Statement by Governor Daniels on Passage of Federal Health Care Bill

Statement

Date: March 22, 2010

"Our two best hopes for more jobs are investment and small business. The new 'health care' bill raises taxes drastically on both, and will harm our economic prospects badly. Hoosiers will also face higher state taxes as Medicaid rolls explode. It will raise by trillions the crushing debt we already are leaving young Americans; any claims to the contrary are worse than mistaken, they are knowingly fraudulent. In a life of optimism about America and its future, this morning I am as discouraged as I can remember being."

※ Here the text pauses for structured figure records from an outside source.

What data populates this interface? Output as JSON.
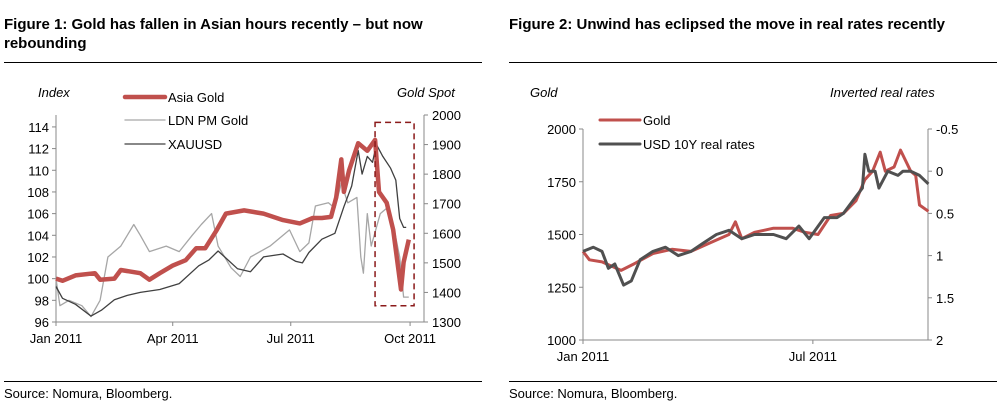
{
  "figures": [
    {
      "title": "Figure 1: Gold has fallen in Asian hours recently – but now rebounding",
      "source": "Source: Nomura, Bloomberg."
    },
    {
      "title": "Figure 2: Unwind has eclipsed the move in real rates recently",
      "source": "Source: Nomura, Bloomberg."
    }
  ],
  "chart_data": [
    {
      "type": "line",
      "ylabel": "Index",
      "y2label": "Gold Spot",
      "ylim": [
        96,
        115.1
      ],
      "yticks": [
        96,
        98,
        100,
        102,
        104,
        106,
        108,
        110,
        112,
        114
      ],
      "y2lim": [
        1300,
        2000
      ],
      "y2ticks": [
        1300,
        1400,
        1500,
        1600,
        1700,
        1800,
        1900,
        2000
      ],
      "xticks": [
        {
          "day": 0,
          "label": "Jan 2011"
        },
        {
          "day": 90,
          "label": "Apr 2011"
        },
        {
          "day": 181,
          "label": "Jul 2011"
        },
        {
          "day": 273,
          "label": "Oct 2011"
        }
      ],
      "x_unit": "days since 1 Jan 2011",
      "annotation": "dashed box highlighting mid-Sep to end-Sep 2011",
      "series": [
        {
          "name": "Asia Gold",
          "axis": "left",
          "color": "#c0504d",
          "width": 4.5,
          "points": [
            [
              0,
              100
            ],
            [
              5,
              99.8
            ],
            [
              15,
              100.3
            ],
            [
              30,
              100.5
            ],
            [
              34,
              99.9
            ],
            [
              45,
              100
            ],
            [
              50,
              100.8
            ],
            [
              65,
              100.5
            ],
            [
              72,
              99.9
            ],
            [
              80,
              100.5
            ],
            [
              90,
              101.2
            ],
            [
              100,
              101.7
            ],
            [
              108,
              102.8
            ],
            [
              115,
              102.8
            ],
            [
              124,
              104.5
            ],
            [
              131,
              106
            ],
            [
              145,
              106.3
            ],
            [
              160,
              106
            ],
            [
              175,
              105.4
            ],
            [
              188,
              105.1
            ],
            [
              198,
              105.6
            ],
            [
              205,
              105.6
            ],
            [
              212,
              105.7
            ],
            [
              216,
              107.5
            ],
            [
              220,
              111
            ],
            [
              222,
              108
            ],
            [
              226,
              110
            ],
            [
              233,
              112.5
            ],
            [
              240,
              111.8
            ],
            [
              246,
              112.8
            ],
            [
              249,
              108
            ],
            [
              255,
              107
            ],
            [
              260,
              104.5
            ],
            [
              266,
              99
            ],
            [
              268,
              101.5
            ],
            [
              272,
              103.6
            ]
          ]
        },
        {
          "name": "LDN PM Gold",
          "axis": "left",
          "color": "#a6a6a6",
          "width": 1.3,
          "points": [
            [
              0,
              100
            ],
            [
              3,
              97.5
            ],
            [
              10,
              98
            ],
            [
              20,
              97.5
            ],
            [
              27,
              96.5
            ],
            [
              34,
              98
            ],
            [
              40,
              102
            ],
            [
              50,
              103
            ],
            [
              60,
              105
            ],
            [
              65,
              104
            ],
            [
              72,
              102.5
            ],
            [
              85,
              103
            ],
            [
              95,
              102.5
            ],
            [
              105,
              104
            ],
            [
              112,
              105
            ],
            [
              120,
              106
            ],
            [
              125,
              103
            ],
            [
              135,
              101
            ],
            [
              142,
              100.2
            ],
            [
              150,
              102
            ],
            [
              165,
              103
            ],
            [
              180,
              104.5
            ],
            [
              188,
              102.5
            ],
            [
              195,
              103.3
            ],
            [
              200,
              106.7
            ],
            [
              210,
              107
            ],
            [
              215,
              106.5
            ],
            [
              220,
              108.8
            ],
            [
              225,
              107
            ],
            [
              232,
              107.5
            ],
            [
              235,
              102
            ],
            [
              237,
              100.5
            ],
            [
              240,
              106
            ],
            [
              243,
              103
            ],
            [
              250,
              106
            ],
            [
              255,
              106.5
            ],
            [
              260,
              105
            ],
            [
              265,
              102
            ],
            [
              268,
              98.3
            ],
            [
              272,
              98.3
            ]
          ]
        },
        {
          "name": "XAUUSD",
          "axis": "right",
          "color": "#404040",
          "width": 1.3,
          "points": [
            [
              0,
              1420
            ],
            [
              5,
              1380
            ],
            [
              15,
              1360
            ],
            [
              27,
              1320
            ],
            [
              35,
              1340
            ],
            [
              45,
              1375
            ],
            [
              55,
              1390
            ],
            [
              65,
              1400
            ],
            [
              80,
              1410
            ],
            [
              95,
              1430
            ],
            [
              110,
              1490
            ],
            [
              118,
              1510
            ],
            [
              125,
              1540
            ],
            [
              130,
              1520
            ],
            [
              140,
              1480
            ],
            [
              150,
              1470
            ],
            [
              160,
              1520
            ],
            [
              175,
              1530
            ],
            [
              185,
              1505
            ],
            [
              190,
              1500
            ],
            [
              195,
              1535
            ],
            [
              205,
              1580
            ],
            [
              215,
              1600
            ],
            [
              222,
              1690
            ],
            [
              228,
              1760
            ],
            [
              233,
              1880
            ],
            [
              236,
              1800
            ],
            [
              240,
              1860
            ],
            [
              244,
              1840
            ],
            [
              247,
              1900
            ],
            [
              252,
              1860
            ],
            [
              258,
              1820
            ],
            [
              262,
              1780
            ],
            [
              265,
              1650
            ],
            [
              268,
              1620
            ],
            [
              270,
              1620
            ]
          ]
        }
      ]
    },
    {
      "type": "line",
      "ylabel": "Gold",
      "y2label": "Inverted real rates",
      "ylim": [
        1000,
        2000
      ],
      "yticks": [
        1000,
        1250,
        1500,
        1750,
        2000
      ],
      "y2lim": [
        -0.5,
        2
      ],
      "y2_inverted": true,
      "y2ticks": [
        -0.5,
        0,
        0.5,
        1,
        1.5,
        2
      ],
      "xticks": [
        {
          "day": 0,
          "label": "Jan 2011"
        },
        {
          "day": 181,
          "label": "Jul 2011"
        }
      ],
      "x_unit": "days since 1 Jan 2011",
      "series": [
        {
          "name": "Gold",
          "axis": "left",
          "color": "#c0504d",
          "width": 3,
          "points": [
            [
              0,
              1420
            ],
            [
              5,
              1380
            ],
            [
              15,
              1370
            ],
            [
              30,
              1330
            ],
            [
              40,
              1360
            ],
            [
              55,
              1410
            ],
            [
              70,
              1430
            ],
            [
              85,
              1420
            ],
            [
              100,
              1460
            ],
            [
              115,
              1500
            ],
            [
              120,
              1560
            ],
            [
              125,
              1480
            ],
            [
              135,
              1510
            ],
            [
              150,
              1530
            ],
            [
              165,
              1530
            ],
            [
              175,
              1510
            ],
            [
              185,
              1500
            ],
            [
              195,
              1590
            ],
            [
              205,
              1600
            ],
            [
              215,
              1660
            ],
            [
              222,
              1760
            ],
            [
              228,
              1800
            ],
            [
              234,
              1890
            ],
            [
              238,
              1800
            ],
            [
              245,
              1820
            ],
            [
              250,
              1900
            ],
            [
              258,
              1800
            ],
            [
              262,
              1780
            ],
            [
              265,
              1640
            ],
            [
              272,
              1610
            ]
          ]
        },
        {
          "name": "USD 10Y real rates",
          "axis": "right",
          "color": "#505050",
          "width": 3,
          "points": [
            [
              0,
              0.95
            ],
            [
              8,
              0.9
            ],
            [
              15,
              0.95
            ],
            [
              20,
              1.15
            ],
            [
              25,
              1.1
            ],
            [
              32,
              1.35
            ],
            [
              38,
              1.3
            ],
            [
              45,
              1.05
            ],
            [
              55,
              0.95
            ],
            [
              65,
              0.9
            ],
            [
              75,
              1.0
            ],
            [
              85,
              0.95
            ],
            [
              95,
              0.85
            ],
            [
              105,
              0.75
            ],
            [
              115,
              0.7
            ],
            [
              125,
              0.8
            ],
            [
              135,
              0.75
            ],
            [
              150,
              0.75
            ],
            [
              160,
              0.8
            ],
            [
              170,
              0.65
            ],
            [
              178,
              0.8
            ],
            [
              190,
              0.55
            ],
            [
              200,
              0.55
            ],
            [
              205,
              0.5
            ],
            [
              215,
              0.3
            ],
            [
              220,
              0.2
            ],
            [
              222,
              -0.2
            ],
            [
              225,
              0
            ],
            [
              230,
              0
            ],
            [
              233,
              0.2
            ],
            [
              240,
              0
            ],
            [
              248,
              0.05
            ],
            [
              252,
              0
            ],
            [
              258,
              0
            ],
            [
              265,
              0.05
            ],
            [
              272,
              0.15
            ]
          ]
        }
      ]
    }
  ]
}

The governor discussed the bill's Indiana impact with reporters during a brief media availability this morning. Audio of the governor's comments can be found at this address: http://www.in.gov/gov/files/Audio/032210_Media_Availability.mp3

Indiana Impacts
Health Care Reform Facts

* Through a massive expansion of Medicaid, half a million (500,000) new Hoosiers would become eligible, costing Hoosier taxpayers billions more in state taxes. One in four Hoosiers would be on public assistance.
* The legislation mandates a costly increase in the Medicaid provider reimbursement rate to help ensure primary care doctors are available to care for this huge new influx of Medicaid patients. Unfortunately, after just two years, the state is left to pay for this costly new benefit.
* The Healthy Indiana Plan (HIP) would be eliminated as the new federal rules would force the 45,000 families who are currently covered into the Medicaid fee-for-service delivery model, losing the cost saving and quality advantages of consumer-driven health care.
* Many Hoosiers who currently have health insurance will pay higher premiums - the Congressional Budget Office estimates an average increase nationally of $2,100 for some families, and a study of the effects in Indiana showed premium increases ranging up to 78 percent. Premiums will continue to rise because the drivers of rising costs in the health care system are exacerbated rather than controlled by the legislation.
* A growing and job-creating life sciences sector in Indiana will be hit with huge new tax increases: at least $20 billion for the device manufacturers and $90 billion for pharmaceutical companies. These costs will be passed to consumers and will result in job losses in Indiana.
* A job killing tax of $2,000 per employee will be levied on many companies which cannot afford or choose not to provide coverage to their employees, including Indiana.
* The costs for this massive entitlement expansion are vastly and misleadingly understated: An honest estimate would show an addition of more than a trillion dollars to the national debt.